With this review, we proposed and discussed how pharmacokinetic biomarker-guided therapy can optimize antibiotic exposure in critically ill patients. The association between hepatic and renal biomarkers and pharmacokinetics is clear. We now also propose inflammation, endothelial, coagulation, and blood flow markers to characterize this pharmacokinetic variability in critically ill patients. We link biomarkers and pharmacokinetic changes based on extrapolation of patient physiological changes during sepsis that lead to this pharmacokinetic variability. However, their association with altered pharmacokinetics and their clinical relevance still needs to be characterized. We therefore propose potential biomarkers to define antibiotic pharmacokinetics in sepsis as a research perspective to improve antibiotic treatment in the ICU.

Conclusion

Adequate antimicrobial dosing to achieve PK/PD targets in patients with sepsis remains a challenge because of changes in Vd, clearance, and PB. On top of changes in systemic plasma, exposure to the tissue-to-plasma ratio might differ from that in a healthier population. This review aimed to characterize sepsis biomarkers and propose how they can predict the target-site concentrations of antibiotics. We categorized the main drivers of altered tissue pharmacokinetics into inflammation, coagulopathy, endotheliopathy, and organ failure. These sepsis biomarkers might predict pharmacokinetic changes and target-site concentrations. However, clinical evidence, standardization, and threshold definitions for these biomarkers are currently lacking. We propose biomarker-based drug monitoring for dose optimization and encourage new lines of research in this direction. Future research should focus on the determination of in vivo plasma/tissue distribution, the study of sepsis biomarkers, and their correlation and clinical application.
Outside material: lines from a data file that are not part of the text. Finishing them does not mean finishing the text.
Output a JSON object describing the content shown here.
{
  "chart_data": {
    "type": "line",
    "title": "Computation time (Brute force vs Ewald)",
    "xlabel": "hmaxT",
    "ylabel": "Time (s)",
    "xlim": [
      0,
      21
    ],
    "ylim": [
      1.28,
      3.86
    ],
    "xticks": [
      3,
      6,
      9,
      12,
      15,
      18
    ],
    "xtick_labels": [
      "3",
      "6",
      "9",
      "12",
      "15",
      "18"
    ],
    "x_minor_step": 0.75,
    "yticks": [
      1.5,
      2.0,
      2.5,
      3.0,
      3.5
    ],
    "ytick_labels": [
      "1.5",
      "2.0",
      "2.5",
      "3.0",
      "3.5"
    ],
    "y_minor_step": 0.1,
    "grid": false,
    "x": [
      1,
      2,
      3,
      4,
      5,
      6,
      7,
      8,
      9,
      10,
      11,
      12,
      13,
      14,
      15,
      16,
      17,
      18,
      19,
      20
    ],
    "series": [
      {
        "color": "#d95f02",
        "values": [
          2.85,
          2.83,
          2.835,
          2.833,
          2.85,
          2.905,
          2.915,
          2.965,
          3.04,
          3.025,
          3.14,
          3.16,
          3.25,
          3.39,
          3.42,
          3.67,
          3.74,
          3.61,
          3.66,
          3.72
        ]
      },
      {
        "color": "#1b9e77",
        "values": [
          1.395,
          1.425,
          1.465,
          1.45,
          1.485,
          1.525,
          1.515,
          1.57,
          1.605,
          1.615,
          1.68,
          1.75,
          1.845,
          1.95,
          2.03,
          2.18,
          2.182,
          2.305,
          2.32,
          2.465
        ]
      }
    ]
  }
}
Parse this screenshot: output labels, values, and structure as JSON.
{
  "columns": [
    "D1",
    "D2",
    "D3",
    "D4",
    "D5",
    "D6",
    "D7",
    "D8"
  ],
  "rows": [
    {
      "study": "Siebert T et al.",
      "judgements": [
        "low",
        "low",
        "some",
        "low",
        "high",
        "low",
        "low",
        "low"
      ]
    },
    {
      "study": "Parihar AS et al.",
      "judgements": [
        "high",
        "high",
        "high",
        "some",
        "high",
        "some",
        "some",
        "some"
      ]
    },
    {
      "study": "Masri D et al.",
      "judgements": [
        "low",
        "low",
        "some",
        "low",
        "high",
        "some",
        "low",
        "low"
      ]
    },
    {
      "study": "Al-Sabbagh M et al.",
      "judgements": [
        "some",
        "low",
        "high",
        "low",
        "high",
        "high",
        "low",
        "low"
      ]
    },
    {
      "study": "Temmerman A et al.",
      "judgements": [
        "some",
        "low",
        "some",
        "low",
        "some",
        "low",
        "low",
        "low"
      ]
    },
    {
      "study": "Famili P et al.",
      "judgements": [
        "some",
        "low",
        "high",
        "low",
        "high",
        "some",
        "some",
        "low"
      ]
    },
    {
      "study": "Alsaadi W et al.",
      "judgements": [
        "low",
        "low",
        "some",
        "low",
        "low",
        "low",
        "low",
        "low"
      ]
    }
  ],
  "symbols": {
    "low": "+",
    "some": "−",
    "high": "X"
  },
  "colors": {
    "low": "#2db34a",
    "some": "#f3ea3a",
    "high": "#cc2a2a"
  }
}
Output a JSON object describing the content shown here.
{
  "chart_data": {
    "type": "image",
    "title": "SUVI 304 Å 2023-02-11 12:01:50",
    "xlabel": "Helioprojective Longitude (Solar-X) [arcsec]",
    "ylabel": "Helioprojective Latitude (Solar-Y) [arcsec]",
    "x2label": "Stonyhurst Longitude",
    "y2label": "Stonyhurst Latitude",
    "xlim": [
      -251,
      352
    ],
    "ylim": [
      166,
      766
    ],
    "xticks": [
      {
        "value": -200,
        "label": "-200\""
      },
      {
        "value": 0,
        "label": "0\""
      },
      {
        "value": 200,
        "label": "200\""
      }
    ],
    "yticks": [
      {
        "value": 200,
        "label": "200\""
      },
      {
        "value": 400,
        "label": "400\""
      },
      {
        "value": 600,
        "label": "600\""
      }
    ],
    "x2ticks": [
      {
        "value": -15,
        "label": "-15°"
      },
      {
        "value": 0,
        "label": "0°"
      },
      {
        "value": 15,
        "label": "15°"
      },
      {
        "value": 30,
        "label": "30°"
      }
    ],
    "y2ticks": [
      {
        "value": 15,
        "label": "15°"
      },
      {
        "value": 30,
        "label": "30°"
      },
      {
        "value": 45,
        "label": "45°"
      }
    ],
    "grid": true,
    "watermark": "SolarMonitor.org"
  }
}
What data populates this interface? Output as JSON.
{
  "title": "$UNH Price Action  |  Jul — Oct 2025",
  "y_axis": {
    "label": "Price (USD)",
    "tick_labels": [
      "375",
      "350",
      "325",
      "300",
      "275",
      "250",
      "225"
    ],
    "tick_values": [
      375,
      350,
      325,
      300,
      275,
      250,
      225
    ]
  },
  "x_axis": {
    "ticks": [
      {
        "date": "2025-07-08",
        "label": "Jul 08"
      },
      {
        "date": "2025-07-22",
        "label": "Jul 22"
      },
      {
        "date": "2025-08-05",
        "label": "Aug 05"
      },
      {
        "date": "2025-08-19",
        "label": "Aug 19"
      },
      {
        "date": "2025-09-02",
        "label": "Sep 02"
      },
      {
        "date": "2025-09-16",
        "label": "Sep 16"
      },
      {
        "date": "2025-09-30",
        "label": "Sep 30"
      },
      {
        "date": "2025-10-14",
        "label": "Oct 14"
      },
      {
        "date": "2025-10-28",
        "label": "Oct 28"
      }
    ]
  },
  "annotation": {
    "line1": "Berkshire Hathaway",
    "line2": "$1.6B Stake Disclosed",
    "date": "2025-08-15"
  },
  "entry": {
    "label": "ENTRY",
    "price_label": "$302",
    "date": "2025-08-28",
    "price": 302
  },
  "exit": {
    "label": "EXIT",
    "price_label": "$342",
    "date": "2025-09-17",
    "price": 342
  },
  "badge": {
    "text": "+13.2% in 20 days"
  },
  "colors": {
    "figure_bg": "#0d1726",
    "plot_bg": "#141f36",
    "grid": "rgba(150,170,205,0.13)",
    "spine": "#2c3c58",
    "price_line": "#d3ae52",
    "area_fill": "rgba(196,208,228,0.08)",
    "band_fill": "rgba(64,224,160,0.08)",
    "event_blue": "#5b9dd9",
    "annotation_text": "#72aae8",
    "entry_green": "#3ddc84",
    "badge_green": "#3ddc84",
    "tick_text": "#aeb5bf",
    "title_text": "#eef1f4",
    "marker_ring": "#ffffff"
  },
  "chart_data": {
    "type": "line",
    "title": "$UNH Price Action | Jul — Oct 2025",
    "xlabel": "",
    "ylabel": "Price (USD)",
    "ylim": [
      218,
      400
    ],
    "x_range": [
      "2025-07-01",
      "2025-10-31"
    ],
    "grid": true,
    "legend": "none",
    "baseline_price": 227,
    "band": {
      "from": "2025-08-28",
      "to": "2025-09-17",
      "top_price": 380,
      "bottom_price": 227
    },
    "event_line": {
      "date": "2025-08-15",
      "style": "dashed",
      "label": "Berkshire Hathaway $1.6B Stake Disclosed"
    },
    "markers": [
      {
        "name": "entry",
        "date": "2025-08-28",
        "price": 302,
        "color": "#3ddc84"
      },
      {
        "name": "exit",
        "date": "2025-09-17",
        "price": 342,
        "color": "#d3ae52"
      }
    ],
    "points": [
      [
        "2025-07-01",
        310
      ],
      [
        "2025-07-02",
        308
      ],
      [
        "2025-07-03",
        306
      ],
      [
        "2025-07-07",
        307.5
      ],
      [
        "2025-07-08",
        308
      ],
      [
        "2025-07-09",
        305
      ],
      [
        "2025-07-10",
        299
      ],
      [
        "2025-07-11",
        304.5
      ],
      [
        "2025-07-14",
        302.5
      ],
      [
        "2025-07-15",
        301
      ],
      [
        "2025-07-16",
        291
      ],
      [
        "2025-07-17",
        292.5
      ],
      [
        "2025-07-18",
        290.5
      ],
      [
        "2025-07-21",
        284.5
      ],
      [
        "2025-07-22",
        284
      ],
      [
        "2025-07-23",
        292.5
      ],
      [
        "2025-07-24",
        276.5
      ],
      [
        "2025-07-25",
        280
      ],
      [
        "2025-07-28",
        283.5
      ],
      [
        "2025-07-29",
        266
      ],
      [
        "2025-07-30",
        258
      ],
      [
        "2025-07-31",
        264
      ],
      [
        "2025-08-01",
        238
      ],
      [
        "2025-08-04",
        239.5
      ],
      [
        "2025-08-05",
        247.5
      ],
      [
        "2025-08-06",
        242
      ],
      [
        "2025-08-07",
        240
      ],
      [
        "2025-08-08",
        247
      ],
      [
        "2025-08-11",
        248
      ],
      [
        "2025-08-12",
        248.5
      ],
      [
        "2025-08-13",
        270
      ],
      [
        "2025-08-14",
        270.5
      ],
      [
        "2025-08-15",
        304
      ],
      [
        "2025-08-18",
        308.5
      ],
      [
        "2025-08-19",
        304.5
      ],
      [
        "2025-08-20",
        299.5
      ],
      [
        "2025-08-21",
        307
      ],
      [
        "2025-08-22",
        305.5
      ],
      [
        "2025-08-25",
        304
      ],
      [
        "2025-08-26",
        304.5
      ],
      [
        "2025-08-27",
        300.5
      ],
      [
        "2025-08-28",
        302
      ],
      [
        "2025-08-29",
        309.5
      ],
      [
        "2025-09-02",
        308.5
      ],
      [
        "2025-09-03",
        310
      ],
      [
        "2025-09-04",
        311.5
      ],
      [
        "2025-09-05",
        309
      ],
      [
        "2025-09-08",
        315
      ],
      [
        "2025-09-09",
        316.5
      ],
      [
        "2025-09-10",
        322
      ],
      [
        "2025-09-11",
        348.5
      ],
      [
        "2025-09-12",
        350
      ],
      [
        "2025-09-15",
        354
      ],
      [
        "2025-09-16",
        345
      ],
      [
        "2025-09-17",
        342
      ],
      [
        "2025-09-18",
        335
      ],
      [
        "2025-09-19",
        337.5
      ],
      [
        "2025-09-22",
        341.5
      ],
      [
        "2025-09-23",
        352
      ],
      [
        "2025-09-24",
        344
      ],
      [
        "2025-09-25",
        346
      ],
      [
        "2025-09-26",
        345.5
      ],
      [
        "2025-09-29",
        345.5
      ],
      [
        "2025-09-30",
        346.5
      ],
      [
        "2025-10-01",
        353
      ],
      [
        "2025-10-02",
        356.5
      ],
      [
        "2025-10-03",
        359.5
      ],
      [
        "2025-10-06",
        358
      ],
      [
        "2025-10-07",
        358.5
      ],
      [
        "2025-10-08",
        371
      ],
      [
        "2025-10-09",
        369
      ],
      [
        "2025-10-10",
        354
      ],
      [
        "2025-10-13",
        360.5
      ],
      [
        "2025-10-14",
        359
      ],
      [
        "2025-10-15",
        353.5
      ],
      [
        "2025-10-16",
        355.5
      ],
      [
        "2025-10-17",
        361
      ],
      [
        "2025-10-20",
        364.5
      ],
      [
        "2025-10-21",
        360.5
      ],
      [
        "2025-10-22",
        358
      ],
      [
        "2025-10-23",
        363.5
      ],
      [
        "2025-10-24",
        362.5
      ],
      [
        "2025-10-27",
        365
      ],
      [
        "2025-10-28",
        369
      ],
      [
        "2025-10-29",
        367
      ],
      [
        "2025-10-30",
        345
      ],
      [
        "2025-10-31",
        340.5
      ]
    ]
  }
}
Pathophysiological changes in sepsis lead to pharmacokinetic variability and altered antibiotic infection site concentrations.

Biomarkers reflecting drug pharmacokinetics might help optimize antimicrobial dosing.

According to the pathophysiology of sepsis, the following host factors might be suitable to predict antibiotic target-site exposure in critically ill patients: inflammation, endotheliopathy, blood flow, coagulation, and hepatic and renal dysfunction. Prospective pharmacokinetic studies are needed.